The newly enacted American Rescue Plan Act lays out a pathway to improved subsidies for individuals and provides incentives for the holdout states to expand Medicaid to adults. The opportunity is great and in the 11th anniversary year one can start to feel we are really on the way to achieving the full promise of the ACA.
But we must keep pushing forward, which is why FAH supports these proposals that will help the law reach its complete potential by covering more patients:
- Encourage all the states to fully provide ACA Medicaid expansion to adults. Originally under the ACA, states were required to expand Medicaid – but after court interference, many Americans never got the health coverage they so badly need. The recently enacted American Rescue Plan Act encourages remaining states to expand their Medicaid programs by offering a two-year enhanced federal match for the non-expansion population.
Extended Eligibility for Middle-Income Americans
- Establish more generous federal premium tax credits to make insurance more affordable and help to stabilize the individual market. The American Rescue Plan Act sets us on the right path by enhancing premiums subsidies for 2021 and 2022, which will help more Americans afford needed coverage.
Insurance Affordability Fund
- Establish a sustained federal funding mechanism to support any unexpected high costs for caring for those with serious health conditions or to otherwise lower premiums or cost-sharing for exchange enrollees. This would incentivize insurers to cover expensive treatments for those who need it while reducing premiums for the general population.
Pre-existing Condition Protection
- Maintain the ACA’s plan to provide sufficient coverage for Americans with pre-existing conditions, allowing the ability to meet their medical and behavioral health needs. That can only be achieved by ensuring access to the kind of clinician and hospital services that Americans depend on and which anyone with insurance should reasonably expect.
Increase Outreach and Enrollment
- Increase awareness of eligibility and help people find the coverage they need. Whether it was eliminating the individual mandate, shortening the enrollment period or cutting funding for navigators, actions by past Congresses and the previous administration weakened the ACA by reducing enrollment.
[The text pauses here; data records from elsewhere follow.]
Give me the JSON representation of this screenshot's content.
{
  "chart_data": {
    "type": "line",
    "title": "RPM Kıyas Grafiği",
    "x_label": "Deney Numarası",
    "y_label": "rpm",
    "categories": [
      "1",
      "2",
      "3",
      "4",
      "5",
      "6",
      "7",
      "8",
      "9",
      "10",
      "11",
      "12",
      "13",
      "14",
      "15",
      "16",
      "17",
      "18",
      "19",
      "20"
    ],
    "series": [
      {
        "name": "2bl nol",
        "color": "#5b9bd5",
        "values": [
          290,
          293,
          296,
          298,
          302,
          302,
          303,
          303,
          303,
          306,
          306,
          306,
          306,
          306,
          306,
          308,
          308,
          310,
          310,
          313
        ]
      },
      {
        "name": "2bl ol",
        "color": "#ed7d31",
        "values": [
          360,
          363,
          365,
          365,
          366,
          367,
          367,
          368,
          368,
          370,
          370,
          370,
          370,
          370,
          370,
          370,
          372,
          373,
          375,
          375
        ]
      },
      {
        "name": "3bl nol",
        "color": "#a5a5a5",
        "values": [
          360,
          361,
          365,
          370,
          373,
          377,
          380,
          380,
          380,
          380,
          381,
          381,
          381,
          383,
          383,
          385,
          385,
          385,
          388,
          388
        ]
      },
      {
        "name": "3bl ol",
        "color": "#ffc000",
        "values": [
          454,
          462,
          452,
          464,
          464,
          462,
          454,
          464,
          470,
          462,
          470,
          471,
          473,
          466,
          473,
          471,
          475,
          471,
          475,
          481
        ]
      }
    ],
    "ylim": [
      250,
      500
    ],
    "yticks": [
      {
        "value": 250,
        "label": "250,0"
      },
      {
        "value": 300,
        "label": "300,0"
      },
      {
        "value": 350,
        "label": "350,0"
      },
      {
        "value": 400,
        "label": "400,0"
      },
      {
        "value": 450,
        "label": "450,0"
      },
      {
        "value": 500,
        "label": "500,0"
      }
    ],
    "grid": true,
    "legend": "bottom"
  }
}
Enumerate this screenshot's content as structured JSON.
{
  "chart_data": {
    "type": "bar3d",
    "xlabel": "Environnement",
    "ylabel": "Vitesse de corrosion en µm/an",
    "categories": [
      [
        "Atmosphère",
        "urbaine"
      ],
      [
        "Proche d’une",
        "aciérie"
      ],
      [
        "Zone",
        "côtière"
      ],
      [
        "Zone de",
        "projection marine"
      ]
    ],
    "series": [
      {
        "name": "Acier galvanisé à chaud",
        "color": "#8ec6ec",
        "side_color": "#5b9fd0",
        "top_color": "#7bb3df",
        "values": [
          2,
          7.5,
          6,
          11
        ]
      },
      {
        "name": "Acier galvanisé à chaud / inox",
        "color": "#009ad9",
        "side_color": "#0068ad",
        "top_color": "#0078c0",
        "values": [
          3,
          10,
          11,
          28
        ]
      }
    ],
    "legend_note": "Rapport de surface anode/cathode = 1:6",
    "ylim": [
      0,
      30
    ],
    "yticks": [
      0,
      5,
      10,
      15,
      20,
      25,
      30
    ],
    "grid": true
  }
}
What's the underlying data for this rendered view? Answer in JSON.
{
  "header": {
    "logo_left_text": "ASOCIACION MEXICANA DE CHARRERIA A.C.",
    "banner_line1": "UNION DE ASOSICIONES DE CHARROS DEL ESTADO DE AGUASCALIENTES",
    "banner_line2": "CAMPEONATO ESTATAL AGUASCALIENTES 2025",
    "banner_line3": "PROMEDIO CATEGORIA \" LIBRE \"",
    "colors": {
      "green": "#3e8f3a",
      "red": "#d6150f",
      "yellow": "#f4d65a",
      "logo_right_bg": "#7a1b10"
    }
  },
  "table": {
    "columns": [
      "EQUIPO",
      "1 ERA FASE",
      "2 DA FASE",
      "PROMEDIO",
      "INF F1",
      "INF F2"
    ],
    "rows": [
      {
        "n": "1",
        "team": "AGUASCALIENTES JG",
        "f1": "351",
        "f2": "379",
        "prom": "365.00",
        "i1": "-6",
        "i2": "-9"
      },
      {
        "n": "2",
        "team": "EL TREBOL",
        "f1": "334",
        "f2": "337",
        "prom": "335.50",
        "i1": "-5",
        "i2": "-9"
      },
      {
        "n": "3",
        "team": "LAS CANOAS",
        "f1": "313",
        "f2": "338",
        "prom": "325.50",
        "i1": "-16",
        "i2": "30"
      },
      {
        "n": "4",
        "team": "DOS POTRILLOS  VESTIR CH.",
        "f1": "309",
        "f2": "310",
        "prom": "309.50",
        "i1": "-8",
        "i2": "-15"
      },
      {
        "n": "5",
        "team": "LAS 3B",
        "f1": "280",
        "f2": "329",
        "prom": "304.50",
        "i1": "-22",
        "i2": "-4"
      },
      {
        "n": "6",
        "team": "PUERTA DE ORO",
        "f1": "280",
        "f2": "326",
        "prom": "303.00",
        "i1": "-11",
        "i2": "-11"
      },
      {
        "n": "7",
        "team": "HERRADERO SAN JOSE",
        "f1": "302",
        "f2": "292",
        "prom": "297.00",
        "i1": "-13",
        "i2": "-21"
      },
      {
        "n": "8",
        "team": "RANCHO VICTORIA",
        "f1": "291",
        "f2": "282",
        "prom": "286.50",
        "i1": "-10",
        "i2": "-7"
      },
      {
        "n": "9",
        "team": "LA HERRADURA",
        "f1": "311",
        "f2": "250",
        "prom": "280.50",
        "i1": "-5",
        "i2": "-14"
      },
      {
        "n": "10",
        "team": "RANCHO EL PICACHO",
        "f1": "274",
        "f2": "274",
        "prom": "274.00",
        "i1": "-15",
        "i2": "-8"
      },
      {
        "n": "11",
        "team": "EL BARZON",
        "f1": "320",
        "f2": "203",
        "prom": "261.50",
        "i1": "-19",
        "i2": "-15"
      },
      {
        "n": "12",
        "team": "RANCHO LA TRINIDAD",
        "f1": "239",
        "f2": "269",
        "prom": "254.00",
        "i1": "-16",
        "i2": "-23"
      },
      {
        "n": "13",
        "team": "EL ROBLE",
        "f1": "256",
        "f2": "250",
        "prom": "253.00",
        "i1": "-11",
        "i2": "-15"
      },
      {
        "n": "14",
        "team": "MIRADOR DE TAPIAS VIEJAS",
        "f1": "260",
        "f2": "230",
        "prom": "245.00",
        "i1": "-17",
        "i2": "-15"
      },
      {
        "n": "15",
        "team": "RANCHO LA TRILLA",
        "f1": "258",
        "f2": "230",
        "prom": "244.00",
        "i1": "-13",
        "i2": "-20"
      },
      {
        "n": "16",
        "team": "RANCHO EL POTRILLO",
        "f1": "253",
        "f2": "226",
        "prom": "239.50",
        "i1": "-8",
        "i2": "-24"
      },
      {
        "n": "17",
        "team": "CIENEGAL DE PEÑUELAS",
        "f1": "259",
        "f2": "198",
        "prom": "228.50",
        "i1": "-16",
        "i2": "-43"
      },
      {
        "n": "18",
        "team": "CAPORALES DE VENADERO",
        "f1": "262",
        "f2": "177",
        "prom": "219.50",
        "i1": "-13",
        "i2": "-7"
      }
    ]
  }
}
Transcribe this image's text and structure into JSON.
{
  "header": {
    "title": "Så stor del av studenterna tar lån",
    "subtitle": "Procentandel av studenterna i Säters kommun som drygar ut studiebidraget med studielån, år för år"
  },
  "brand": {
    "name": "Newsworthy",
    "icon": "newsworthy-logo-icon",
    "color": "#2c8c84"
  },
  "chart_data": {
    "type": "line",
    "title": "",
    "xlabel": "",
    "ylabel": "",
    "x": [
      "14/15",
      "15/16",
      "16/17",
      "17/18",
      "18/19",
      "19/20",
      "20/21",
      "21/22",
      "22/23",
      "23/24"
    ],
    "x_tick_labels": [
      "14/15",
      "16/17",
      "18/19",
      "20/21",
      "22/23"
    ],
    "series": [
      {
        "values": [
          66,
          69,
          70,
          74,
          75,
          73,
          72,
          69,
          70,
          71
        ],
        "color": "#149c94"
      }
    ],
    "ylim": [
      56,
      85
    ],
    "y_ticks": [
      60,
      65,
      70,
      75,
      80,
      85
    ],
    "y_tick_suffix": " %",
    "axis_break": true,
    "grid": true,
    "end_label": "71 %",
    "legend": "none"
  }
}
The Biden Administration has already begun reversing these decisions by opening a special enrollment period and providing funding for outreach as well as Navigators to assist people seeking coverage.
The ACA is more popular than ever with close to 60% of Americans supporting the law. The adjustments started by the Biden Administration and Congress through the American Rescue Plan Act will enable it to help more people across the country. But there is more to do. FAH urges Congress to further embrace the spirit of the law and build upon what’s currently working so that it can help millions more.